Archive for the ‘Smoking’ Category

Wednesday One-Liners Call the Hotline Every Week

Teen girl, despairingly: If they ever find out a way to bring people back to life, I’m going to kill myself!

–14th St Subway Platform

Overheard by: yoncto

Blonde on cell: Don’t send me stupid things about how you want to stab yourself in the heart. It’s inconsiderate.

–Union Square

Overheard by: Confabulation Nation

Hipster: I’m so stressed out right now; if I was going to NYU, I would’ve jumped out of a building.

–City College

Overheard by: Damn Right!

Guy on cell: You took them with alcohol? [Pause.] Wait, let me get this straight, you took all of them, then you got drunk? Yeah dude, that is just suicide.

–Elevator, Saks Fifth Ave

Old waitress: Were you here the time Jimmy crucified himself?

–Manhattan Restaurant, Greenpoint

Overheard by: chris

Disgruntled Latina to friend: And I told her bitch: “Kill yourself, you don’t even know how to smoke right!”

–4 Train

…And Potentially Fuck You?

Skater: Come on. Hang out.
Murray Hill-looking PR-type chick: Fuck you! You’re a fag! You’d rather hang with your loser friends in this fucking rat hole? I would have fucked you, if you just came to Manhattan but…
Skater: C’mon hang. It’ll be cool.
Murray Hill-looking PR-type chick: Oh, fuck this. I’m taking this cab. Have fun sucking your buddy’s cock, asshole!
Skater, after watching her leave: Fucking bitch! (pauses, then asks perfect stranger) Hey, can I buy a cigarette from you?

–12th St & Bedford

Wednesday Still Remember When You Could One-Liner in Bars

Young hipster guy to hobo: I hate to ask, but do you mind if I bum a cigarette from you?

–Prince St

Overheard by: Kristen W.

Flight attendant on PA: We’d like to remind you that this is a non-smoking service to London, but passengers are permitted to smoke outside the cabin at any point during the flight.
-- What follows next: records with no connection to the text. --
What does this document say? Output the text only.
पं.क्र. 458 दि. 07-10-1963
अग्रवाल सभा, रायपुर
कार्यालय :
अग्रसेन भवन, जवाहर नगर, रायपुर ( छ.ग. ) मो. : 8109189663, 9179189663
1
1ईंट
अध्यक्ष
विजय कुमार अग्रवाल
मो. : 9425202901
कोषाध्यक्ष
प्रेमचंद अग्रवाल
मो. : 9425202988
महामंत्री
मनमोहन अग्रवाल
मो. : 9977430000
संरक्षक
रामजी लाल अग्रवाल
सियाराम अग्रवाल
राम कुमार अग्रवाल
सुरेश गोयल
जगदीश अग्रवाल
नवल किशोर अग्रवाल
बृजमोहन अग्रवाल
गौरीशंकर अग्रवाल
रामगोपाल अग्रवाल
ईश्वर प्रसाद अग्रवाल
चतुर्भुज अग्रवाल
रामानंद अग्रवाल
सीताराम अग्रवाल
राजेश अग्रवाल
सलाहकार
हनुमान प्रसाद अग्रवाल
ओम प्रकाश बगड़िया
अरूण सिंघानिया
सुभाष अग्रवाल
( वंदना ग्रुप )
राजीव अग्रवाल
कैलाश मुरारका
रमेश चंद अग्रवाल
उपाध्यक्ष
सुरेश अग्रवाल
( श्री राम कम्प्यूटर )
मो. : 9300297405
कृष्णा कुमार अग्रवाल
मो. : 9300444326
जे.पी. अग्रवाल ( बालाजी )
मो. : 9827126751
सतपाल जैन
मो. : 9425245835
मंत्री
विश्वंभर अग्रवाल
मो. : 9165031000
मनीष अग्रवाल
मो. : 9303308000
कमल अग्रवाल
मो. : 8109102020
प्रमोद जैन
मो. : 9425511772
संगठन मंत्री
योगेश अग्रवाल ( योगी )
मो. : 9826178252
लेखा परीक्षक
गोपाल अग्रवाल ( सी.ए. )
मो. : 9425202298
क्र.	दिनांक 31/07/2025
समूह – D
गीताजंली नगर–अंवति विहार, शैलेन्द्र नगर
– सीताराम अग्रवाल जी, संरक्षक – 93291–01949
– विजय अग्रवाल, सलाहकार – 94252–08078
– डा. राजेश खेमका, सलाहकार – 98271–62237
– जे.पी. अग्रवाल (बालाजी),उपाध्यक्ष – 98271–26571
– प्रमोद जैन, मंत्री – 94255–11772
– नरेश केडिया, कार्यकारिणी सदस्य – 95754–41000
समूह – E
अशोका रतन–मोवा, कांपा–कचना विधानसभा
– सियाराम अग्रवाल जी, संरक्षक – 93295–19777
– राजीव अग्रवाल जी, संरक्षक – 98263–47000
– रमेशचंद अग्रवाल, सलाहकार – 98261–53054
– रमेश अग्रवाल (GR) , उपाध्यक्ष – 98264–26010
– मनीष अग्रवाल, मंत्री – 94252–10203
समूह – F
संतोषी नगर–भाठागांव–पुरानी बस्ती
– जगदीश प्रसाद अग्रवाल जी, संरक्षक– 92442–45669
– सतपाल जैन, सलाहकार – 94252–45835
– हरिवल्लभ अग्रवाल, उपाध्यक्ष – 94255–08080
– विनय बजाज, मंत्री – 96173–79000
–British Airways Flight to Heathrow

Crazy man: Smoking leads directly to prostitution!

–66th & Broadway

Overheard by: voluptuousgrl

Dude: I’ve been smoking since I came out of my mom’s cooch.

–Hop Scotch Cafe

Woman with raspy voice: Man, cigarettes are so expensive now. When I started smoking, it was only a $1.25 a pack. Unless I bought them off my mom, she only charged 75 cents a pack.

–4 Train, Union Square

Overheard by: Christine

Mom to seven-year-old son: Come on, let’s go out for a cigarette. (looks around nervously at other audience members) Well, not that you smoke.

–Intermission, Rent

Way to Raise Your Kid to Be a Total Drag.

Little boy, watching teen girl smoking: Why are people always smoking cigarettes?
Dad: Because they are addictive. That is why daddy quit. Do you want to tell the nice girl what will happen to her if she doesn’t quit?
Little boy: Well, first you’ll get really sick. And then you’ll die. (pause) And then you’ll be dead!